La veille au soir, Place du Palais-Royal, le rassemblement syrien contre les récentes déclarations du Secrétaire d’Etat américain John Kerry qui disait vouloir «négocier» avec Bachar el-Assad avait tourné court après le refus américain de recevoir une délégation qui devait elle aussi remettre une lettre. Le HCR en revanche, c’est l’ONU, alors forcément, on pouvait s’attendre à autre chose.
Mais pour la Déclaration de Damas, pas davantage de succès. Pas d’entretien avec un responsable du HCR, ni de délivrance de lettre, envoyée finalement par courrier électronique. Auprès de l’organisme chargé par l’ONU d’aider les réfugiés, les exilés de l’enfer de Bachar ont trouvé porte close.
Que le Conseil de Sécurité de l’ONU, composé d’Etats, soit paralysé par les vetos de la Russie et de la Chine alliées de Bachar el-Assad, et peut-être aussi un peu par les atermoiements américains et britanniques – ainsi que français, malgré une rhétorique légèrement moins neutre –, on peut le concevoir. Mais en quoi des fonctionnaires des Nations Unies, ne dépendant pas des Etats mais de la seule administration du Secrétaire Général, ou dans le cas du HCR du Haut Commissaire lui-même, sont-ils ainsi astreints à ne pas recevoir un groupe politique qui demande audience et à ne pas même accepter que ses représentants lui remettent une lettre ?

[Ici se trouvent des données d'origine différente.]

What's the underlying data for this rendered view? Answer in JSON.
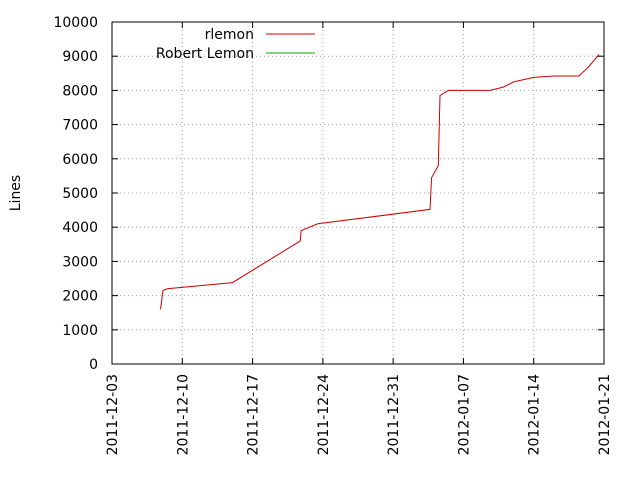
{
  "chart_data": {
    "type": "line",
    "title": "",
    "xlabel": "",
    "ylabel": "Lines",
    "x_axis": {
      "type": "date",
      "range": [
        "2011-12-03",
        "2012-01-21"
      ],
      "ticks": [
        "2011-12-03",
        "2011-12-10",
        "2011-12-17",
        "2011-12-24",
        "2011-12-31",
        "2012-01-07",
        "2012-01-14",
        "2012-01-21"
      ]
    },
    "y_axis": {
      "range": [
        0,
        10000
      ],
      "ticks": [
        "0",
        "1000",
        "2000",
        "3000",
        "4000",
        "5000",
        "6000",
        "7000",
        "8000",
        "9000",
        "10000"
      ],
      "grid": true
    },
    "legend": {
      "placement": "top-left"
    },
    "series": [
      {
        "name": "rlemon",
        "color": "#cc0000",
        "points": [
          [
            "2011-12-07T20:00",
            1600
          ],
          [
            "2011-12-08T02:00",
            2150
          ],
          [
            "2011-12-08T12:00",
            2200
          ],
          [
            "2011-12-15T00:00",
            2380
          ],
          [
            "2011-12-21T18:00",
            3600
          ],
          [
            "2011-12-21T20:00",
            3900
          ],
          [
            "2011-12-23T12:00",
            4100
          ],
          [
            "2012-01-03T16:00",
            4520
          ],
          [
            "2012-01-03T20:00",
            5450
          ],
          [
            "2012-01-04T12:00",
            5800
          ],
          [
            "2012-01-04T16:00",
            7850
          ],
          [
            "2012-01-05T12:00",
            8000
          ],
          [
            "2012-01-09T16:00",
            8000
          ],
          [
            "2012-01-11T00:00",
            8100
          ],
          [
            "2012-01-12T00:00",
            8250
          ],
          [
            "2012-01-14T00:00",
            8380
          ],
          [
            "2012-01-16T00:00",
            8420
          ],
          [
            "2012-01-18T12:00",
            8420
          ],
          [
            "2012-01-19T12:00",
            8700
          ],
          [
            "2012-01-20T12:00",
            9050
          ]
        ]
      },
      {
        "name": "Robert Lemon",
        "color": "#00aa00",
        "points": []
      }
    ]
  }
}
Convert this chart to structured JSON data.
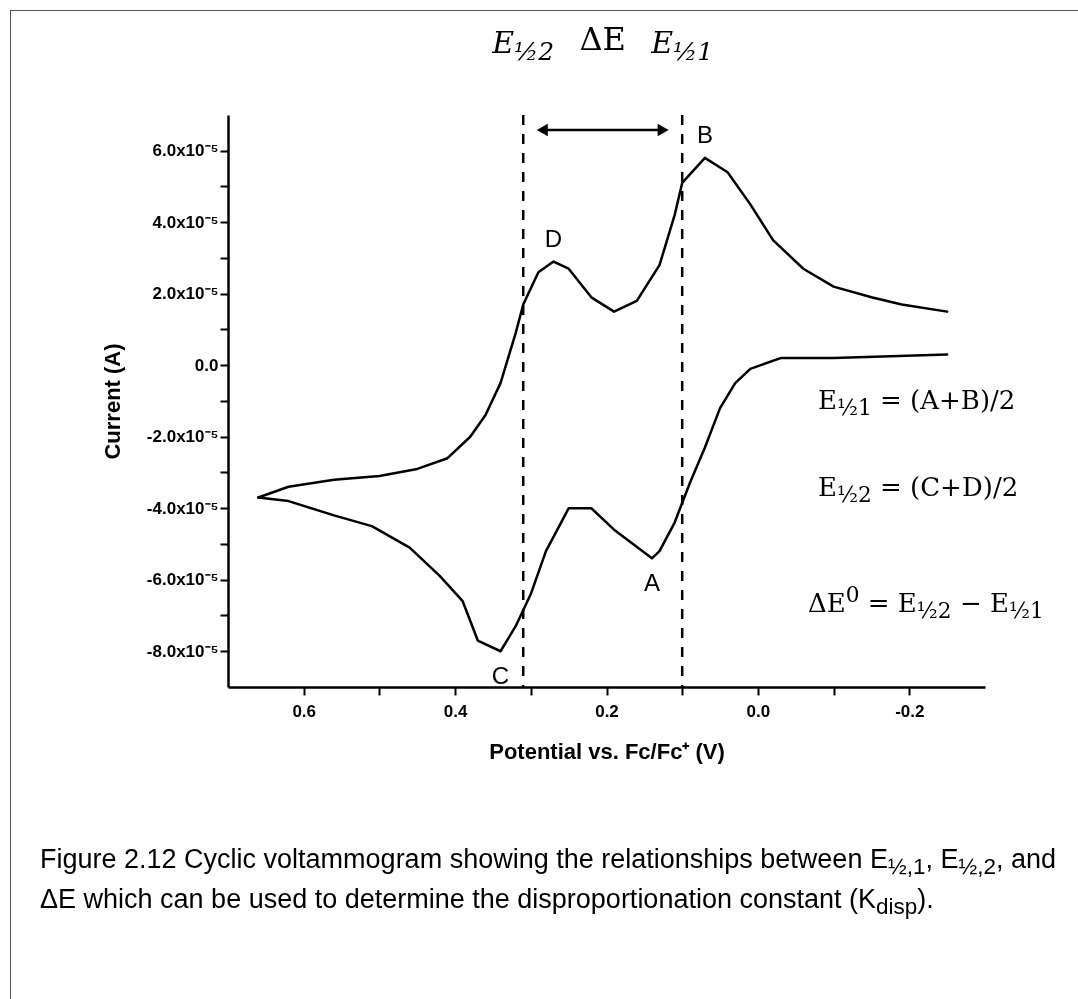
{
  "chart_data": {
    "type": "line",
    "xlabel": "Potential vs. Fc/Fc⁺ (V)",
    "ylabel": "Current (A)",
    "xlim": [
      0.7,
      -0.3
    ],
    "ylim": [
      -9e-05,
      7e-05
    ],
    "xticks": [
      0.6,
      {
        "value": 0.5,
        "label": null
      },
      0.4,
      {
        "value": 0.3,
        "label": null
      },
      0.2,
      {
        "value": 0.1,
        "label": null
      },
      {
        "value": 0,
        "label": "0.0"
      },
      {
        "value": -0.1,
        "label": null
      },
      -0.2
    ],
    "yticks": [
      {
        "value": -8e-05,
        "label": "-8.0x10⁻⁵"
      },
      {
        "value": -7e-05,
        "label": null
      },
      {
        "value": -6e-05,
        "label": "-6.0x10⁻⁵"
      },
      {
        "value": -5e-05,
        "label": null
      },
      {
        "value": -4e-05,
        "label": "-4.0x10⁻⁵"
      },
      {
        "value": -3e-05,
        "label": null
      },
      {
        "value": -2e-05,
        "label": "-2.0x10⁻⁵"
      },
      {
        "value": -1e-05,
        "label": null
      },
      {
        "value": 0,
        "label": "0.0"
      },
      {
        "value": 1e-05,
        "label": null
      },
      {
        "value": 2e-05,
        "label": "2.0x10⁻⁵"
      },
      {
        "value": 3e-05,
        "label": null
      },
      {
        "value": 4e-05,
        "label": "4.0x10⁻⁵"
      },
      {
        "value": 5e-05,
        "label": null
      },
      {
        "value": 6e-05,
        "label": "6.0x10⁻⁵"
      }
    ],
    "grid": false,
    "series": [
      {
        "color": "#000000",
        "x": [
          0.66,
          0.62,
          0.56,
          0.5,
          0.45,
          0.41,
          0.38,
          0.36,
          0.34,
          0.32,
          0.31,
          0.29,
          0.27,
          0.25,
          0.22,
          0.19,
          0.16,
          0.13,
          0.11,
          0.1,
          0.07,
          0.04,
          0.01,
          -0.02,
          -0.06,
          -0.1,
          -0.15,
          -0.19,
          -0.25
        ],
        "values": [
          -3.7e-05,
          -3.4e-05,
          -3.2e-05,
          -3.1e-05,
          -2.9e-05,
          -2.6e-05,
          -2e-05,
          -1.4e-05,
          -5e-06,
          9e-06,
          1.7e-05,
          2.6e-05,
          2.9e-05,
          2.7e-05,
          1.9e-05,
          1.5e-05,
          1.8e-05,
          2.8e-05,
          4.2e-05,
          5.1e-05,
          5.8e-05,
          5.4e-05,
          4.5e-05,
          3.5e-05,
          2.7e-05,
          2.2e-05,
          1.9e-05,
          1.7e-05,
          1.5e-05
        ]
      },
      {
        "color": "#000000",
        "x": [
          -0.25,
          -0.1,
          -0.03,
          0.01,
          0.03,
          0.05,
          0.07,
          0.09,
          0.11,
          0.13,
          0.14,
          0.19,
          0.22,
          0.25,
          0.26,
          0.28,
          0.3,
          0.32,
          0.34,
          0.37,
          0.39,
          0.42,
          0.46,
          0.51,
          0.56,
          0.62,
          0.66
        ],
        "values": [
          3e-06,
          2e-06,
          2e-06,
          -1e-06,
          -5e-06,
          -1.2e-05,
          -2.3e-05,
          -3.3e-05,
          -4.4e-05,
          -5.2e-05,
          -5.4e-05,
          -4.6e-05,
          -4e-05,
          -4e-05,
          -4.4e-05,
          -5.2e-05,
          -6.4e-05,
          -7.3e-05,
          -8e-05,
          -7.7e-05,
          -6.6e-05,
          -5.9e-05,
          -5.1e-05,
          -4.5e-05,
          -4.2e-05,
          -3.8e-05,
          -3.7e-05
        ]
      }
    ],
    "ref_lines": [
      {
        "axis": "x",
        "value": 0.31,
        "label": "E$_{½2}$",
        "line_style": "dashed"
      },
      {
        "axis": "x",
        "value": 0.1,
        "label": "E$_{½1}$",
        "line_style": "dashed"
      }
    ],
    "annotations": [
      {
        "text": "B",
        "x": 0.07,
        "y": 5.8e-05
      },
      {
        "text": "D",
        "x": 0.27,
        "y": 2.9e-05
      },
      {
        "text": "A",
        "x": 0.14,
        "y": -5.4e-05
      },
      {
        "text": "C",
        "x": 0.34,
        "y": -8e-05
      },
      "ΔE",
      "E$_{½1}$ = (A+B)/2",
      "E$_{½2}$ = (C+D)/2",
      "ΔE$^{0}$ = E$_{½2}$ − E$_{½1}$",
      "Figure 2.12 Cyclic voltammogram showing the relationships between E$_{½,1}$, E$_{½,2}$, and ΔE which can be used to determine the disproportionation constant (K$_{disp}$)."
    ]
  }
}
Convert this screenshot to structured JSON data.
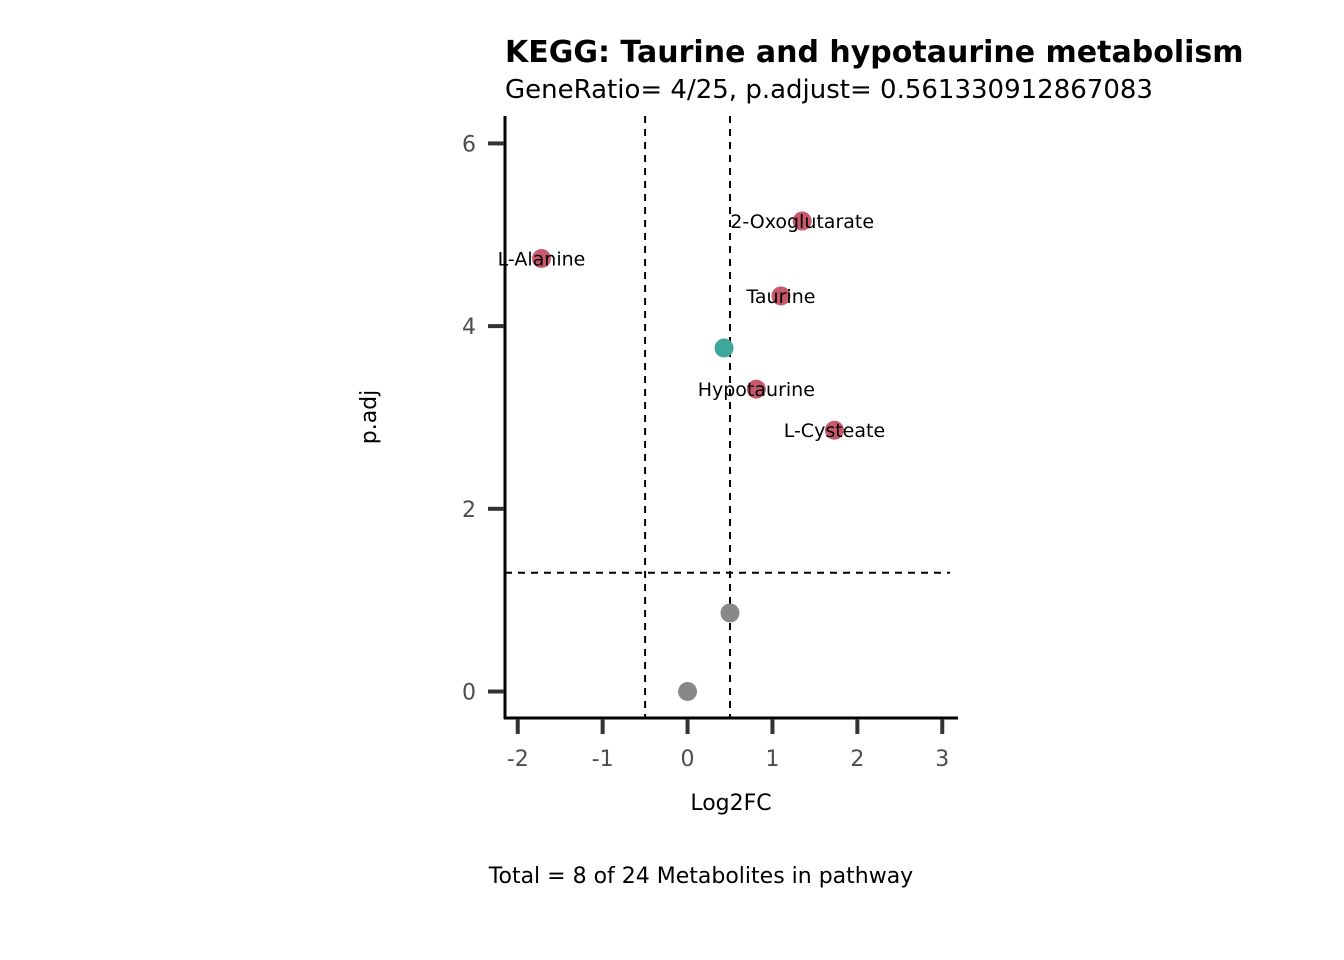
{
  "chart_data": {
    "type": "scatter",
    "title": "KEGG: Taurine and hypotaurine metabolism",
    "subtitle": "GeneRatio= 4/25, p.adjust= 0.561330912867083",
    "xlabel": "Log2FC",
    "ylabel": "p.adj",
    "caption": "Total = 8 of 24 Metabolites in pathway",
    "xlim": [
      -2.15,
      3.15
    ],
    "ylim": [
      -0.29,
      6.3
    ],
    "x_ticks": [
      -2,
      -1,
      0,
      1,
      2,
      3
    ],
    "y_ticks": [
      0,
      2,
      4,
      6
    ],
    "vlines": [
      -0.5,
      0.5
    ],
    "hline": 1.3,
    "grid": false,
    "legend": "none",
    "colors": {
      "significant": "#c8586c",
      "other": "#3da89a",
      "not_significant": "#888888"
    },
    "points": [
      {
        "x": 1.35,
        "y": 5.15,
        "label": "2-Oxoglutarate",
        "group": "significant"
      },
      {
        "x": -1.72,
        "y": 4.74,
        "label": "L-Alanine",
        "group": "significant"
      },
      {
        "x": 1.1,
        "y": 4.33,
        "label": "Taurine",
        "group": "significant"
      },
      {
        "x": 0.43,
        "y": 3.76,
        "label": "",
        "group": "other"
      },
      {
        "x": 0.81,
        "y": 3.31,
        "label": "Hypotaurine",
        "group": "significant"
      },
      {
        "x": 1.73,
        "y": 2.86,
        "label": "L-Cysteate",
        "group": "significant"
      },
      {
        "x": 0.5,
        "y": 0.86,
        "label": "",
        "group": "not_significant"
      },
      {
        "x": 0.0,
        "y": 0.0,
        "label": "",
        "group": "not_significant"
      }
    ]
  }
}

Les représentants du régime syrien, seuls reconnus par l’ONU comme légitimes puisqu’étant les envoyés du gouvernement d’un Etat membre, ont toute latitude, eux, à s’exprimer au sein des forums qu’offre l’Organisation mondiale, notamment pour qualifier à tout vent de «terroristes» des révolutionnaires syriens qui restent ensuite sans réponse.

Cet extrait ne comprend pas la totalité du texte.